Proof generators and validators can be created from the public Circom code, Circom is a DSL (Domain Specific Language) used to express computations for which zk-SNARKs need to be created. This preserves the decentralization of the entire Galactica Network as everyone and anyone can create their own generators and validators rather than relying on a single authority - such as the Galactica Network - to develop them. The proof generation requires the user's private inputs, therefore it can be completed on the frontend** - allowing the user's information to remain private and secure. The decentralized nature of proof generators also guarantees that any entity can deploy a new, custom, verifier depending on some condition that needs to be checked.

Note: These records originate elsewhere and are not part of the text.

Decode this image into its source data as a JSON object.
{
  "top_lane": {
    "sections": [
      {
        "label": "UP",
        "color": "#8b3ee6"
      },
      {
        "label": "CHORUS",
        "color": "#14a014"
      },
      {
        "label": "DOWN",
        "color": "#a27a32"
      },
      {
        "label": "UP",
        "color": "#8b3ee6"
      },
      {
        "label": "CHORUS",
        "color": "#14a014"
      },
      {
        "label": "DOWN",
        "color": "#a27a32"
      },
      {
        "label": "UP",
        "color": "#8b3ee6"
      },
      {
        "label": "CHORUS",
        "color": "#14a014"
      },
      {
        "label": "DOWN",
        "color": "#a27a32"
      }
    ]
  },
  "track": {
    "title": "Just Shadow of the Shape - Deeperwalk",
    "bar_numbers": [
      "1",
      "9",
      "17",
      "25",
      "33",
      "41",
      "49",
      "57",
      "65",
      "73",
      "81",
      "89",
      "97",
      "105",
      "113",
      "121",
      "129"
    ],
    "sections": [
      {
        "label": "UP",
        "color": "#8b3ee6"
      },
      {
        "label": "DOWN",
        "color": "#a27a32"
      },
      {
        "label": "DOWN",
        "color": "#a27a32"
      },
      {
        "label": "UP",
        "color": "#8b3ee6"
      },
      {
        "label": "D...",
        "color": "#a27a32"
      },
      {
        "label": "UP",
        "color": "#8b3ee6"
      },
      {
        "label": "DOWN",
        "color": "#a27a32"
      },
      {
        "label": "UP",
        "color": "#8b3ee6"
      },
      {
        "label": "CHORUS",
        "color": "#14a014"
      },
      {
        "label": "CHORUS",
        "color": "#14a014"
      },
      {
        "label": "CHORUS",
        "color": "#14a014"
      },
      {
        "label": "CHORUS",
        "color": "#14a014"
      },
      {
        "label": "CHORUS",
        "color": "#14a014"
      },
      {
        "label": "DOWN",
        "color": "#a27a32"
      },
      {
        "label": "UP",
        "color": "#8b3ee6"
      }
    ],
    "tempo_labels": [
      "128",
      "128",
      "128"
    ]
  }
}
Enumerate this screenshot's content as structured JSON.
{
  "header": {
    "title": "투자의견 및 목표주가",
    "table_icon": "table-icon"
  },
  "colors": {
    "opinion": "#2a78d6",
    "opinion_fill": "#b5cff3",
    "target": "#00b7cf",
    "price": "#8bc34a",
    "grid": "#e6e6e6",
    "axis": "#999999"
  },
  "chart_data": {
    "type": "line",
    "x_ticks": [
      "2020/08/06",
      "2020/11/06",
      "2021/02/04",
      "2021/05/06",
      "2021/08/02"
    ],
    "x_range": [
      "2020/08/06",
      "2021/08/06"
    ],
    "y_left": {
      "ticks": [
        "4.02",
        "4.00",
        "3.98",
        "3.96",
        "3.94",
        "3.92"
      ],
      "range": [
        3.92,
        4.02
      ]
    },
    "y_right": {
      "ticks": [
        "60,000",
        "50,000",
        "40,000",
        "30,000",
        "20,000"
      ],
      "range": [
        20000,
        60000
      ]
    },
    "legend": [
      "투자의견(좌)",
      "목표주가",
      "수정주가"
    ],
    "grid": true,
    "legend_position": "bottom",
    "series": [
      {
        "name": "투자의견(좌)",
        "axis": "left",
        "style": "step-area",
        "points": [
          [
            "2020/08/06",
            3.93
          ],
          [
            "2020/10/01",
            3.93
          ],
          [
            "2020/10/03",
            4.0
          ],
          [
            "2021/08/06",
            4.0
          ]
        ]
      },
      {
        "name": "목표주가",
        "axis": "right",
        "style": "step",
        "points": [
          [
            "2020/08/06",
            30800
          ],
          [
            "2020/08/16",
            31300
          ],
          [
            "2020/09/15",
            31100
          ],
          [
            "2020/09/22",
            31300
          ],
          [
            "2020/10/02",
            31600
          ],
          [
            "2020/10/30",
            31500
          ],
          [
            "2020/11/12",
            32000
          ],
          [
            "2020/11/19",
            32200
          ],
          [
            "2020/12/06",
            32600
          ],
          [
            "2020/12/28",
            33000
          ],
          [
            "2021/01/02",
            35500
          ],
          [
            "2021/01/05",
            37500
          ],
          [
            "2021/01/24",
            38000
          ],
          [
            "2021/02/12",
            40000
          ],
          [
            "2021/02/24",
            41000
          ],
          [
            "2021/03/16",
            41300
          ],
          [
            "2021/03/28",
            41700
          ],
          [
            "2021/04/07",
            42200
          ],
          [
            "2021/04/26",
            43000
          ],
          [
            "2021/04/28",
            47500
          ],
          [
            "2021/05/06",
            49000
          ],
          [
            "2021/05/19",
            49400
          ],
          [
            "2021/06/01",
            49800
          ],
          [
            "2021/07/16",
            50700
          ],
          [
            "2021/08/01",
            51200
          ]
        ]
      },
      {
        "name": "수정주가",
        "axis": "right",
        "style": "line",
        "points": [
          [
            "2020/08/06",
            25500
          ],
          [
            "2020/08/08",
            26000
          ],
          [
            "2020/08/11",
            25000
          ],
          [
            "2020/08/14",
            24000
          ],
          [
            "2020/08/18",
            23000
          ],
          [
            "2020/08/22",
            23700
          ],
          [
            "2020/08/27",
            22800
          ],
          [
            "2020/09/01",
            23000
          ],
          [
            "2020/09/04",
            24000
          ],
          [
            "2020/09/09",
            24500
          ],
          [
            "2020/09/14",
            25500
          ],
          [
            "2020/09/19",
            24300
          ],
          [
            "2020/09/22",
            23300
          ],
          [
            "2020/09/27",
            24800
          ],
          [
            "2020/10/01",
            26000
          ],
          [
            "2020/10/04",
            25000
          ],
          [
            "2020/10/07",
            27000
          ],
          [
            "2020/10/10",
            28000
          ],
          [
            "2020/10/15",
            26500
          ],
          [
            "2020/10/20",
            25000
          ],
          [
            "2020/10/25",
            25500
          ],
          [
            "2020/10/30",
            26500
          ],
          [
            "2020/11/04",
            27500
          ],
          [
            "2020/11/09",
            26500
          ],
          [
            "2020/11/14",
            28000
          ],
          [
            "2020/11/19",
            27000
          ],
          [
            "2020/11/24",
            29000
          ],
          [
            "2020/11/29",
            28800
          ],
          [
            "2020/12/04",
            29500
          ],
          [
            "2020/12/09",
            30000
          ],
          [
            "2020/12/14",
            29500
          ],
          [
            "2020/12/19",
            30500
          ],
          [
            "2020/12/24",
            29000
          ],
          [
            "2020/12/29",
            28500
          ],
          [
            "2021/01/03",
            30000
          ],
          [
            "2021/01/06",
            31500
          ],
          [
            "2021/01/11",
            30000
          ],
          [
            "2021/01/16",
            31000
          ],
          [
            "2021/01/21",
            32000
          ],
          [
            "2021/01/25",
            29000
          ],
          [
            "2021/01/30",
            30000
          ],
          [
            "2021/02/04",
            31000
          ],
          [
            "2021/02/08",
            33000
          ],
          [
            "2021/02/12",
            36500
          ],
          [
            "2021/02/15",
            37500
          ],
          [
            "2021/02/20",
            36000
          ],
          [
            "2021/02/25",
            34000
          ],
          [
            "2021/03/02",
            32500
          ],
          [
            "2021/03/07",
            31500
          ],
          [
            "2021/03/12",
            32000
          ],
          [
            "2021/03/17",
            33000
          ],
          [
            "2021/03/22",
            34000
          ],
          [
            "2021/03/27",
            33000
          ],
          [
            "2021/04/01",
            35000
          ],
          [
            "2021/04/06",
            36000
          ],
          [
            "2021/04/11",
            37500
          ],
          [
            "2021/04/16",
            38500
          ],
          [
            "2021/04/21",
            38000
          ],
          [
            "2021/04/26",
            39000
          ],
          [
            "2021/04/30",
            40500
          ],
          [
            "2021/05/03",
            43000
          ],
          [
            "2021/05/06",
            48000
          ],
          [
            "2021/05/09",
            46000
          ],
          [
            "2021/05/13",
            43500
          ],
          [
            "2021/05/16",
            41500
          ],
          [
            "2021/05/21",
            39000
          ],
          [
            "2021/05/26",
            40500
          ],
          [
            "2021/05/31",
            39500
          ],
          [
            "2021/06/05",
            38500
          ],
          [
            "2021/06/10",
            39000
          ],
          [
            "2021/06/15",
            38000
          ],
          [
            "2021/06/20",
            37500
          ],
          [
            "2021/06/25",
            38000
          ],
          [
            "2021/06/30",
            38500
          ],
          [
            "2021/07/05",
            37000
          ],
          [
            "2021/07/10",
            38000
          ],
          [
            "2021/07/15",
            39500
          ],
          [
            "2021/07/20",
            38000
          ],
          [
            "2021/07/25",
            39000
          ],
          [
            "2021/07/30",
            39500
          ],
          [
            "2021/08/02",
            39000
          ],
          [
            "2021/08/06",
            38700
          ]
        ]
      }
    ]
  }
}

**In addition to proof generation being done on the frontend, the development team is currently experimenting with generating the ZKP inside a Metamask plugin. This could potentially be a better solution as, aside from the user base being generally more familiar with Metamask, the user does not need to trust the frontend to handle their private data confidentially, removing another point of compromise from the process.
Performing KYC on-chain is a task that can be very complex to those unfamiliar with nuanced aspects of blockchain technology and cryptography, but we hope that this article may serve as an introduction to this important aspect of Galactica Network. In this article, we detailed how this important function, which contains a plethora of confidential, personal information, is performed on-chain in such a manner as to ensure the security of said information. Guardians are a vital piece of Galactica Network's infrastructure and their healthy operation enables the fundamental concepts underlying Galactica Network Citizenship, and the protocol's ability to successfully model a true Cypher State.
Disclaimer: This document concerns a Galactica Network mechanism that is a work in progress, mentions of various aspects of the mechanism are subject to change and evolution as the Galactica Network development team continues its efforts in the development of the protocol.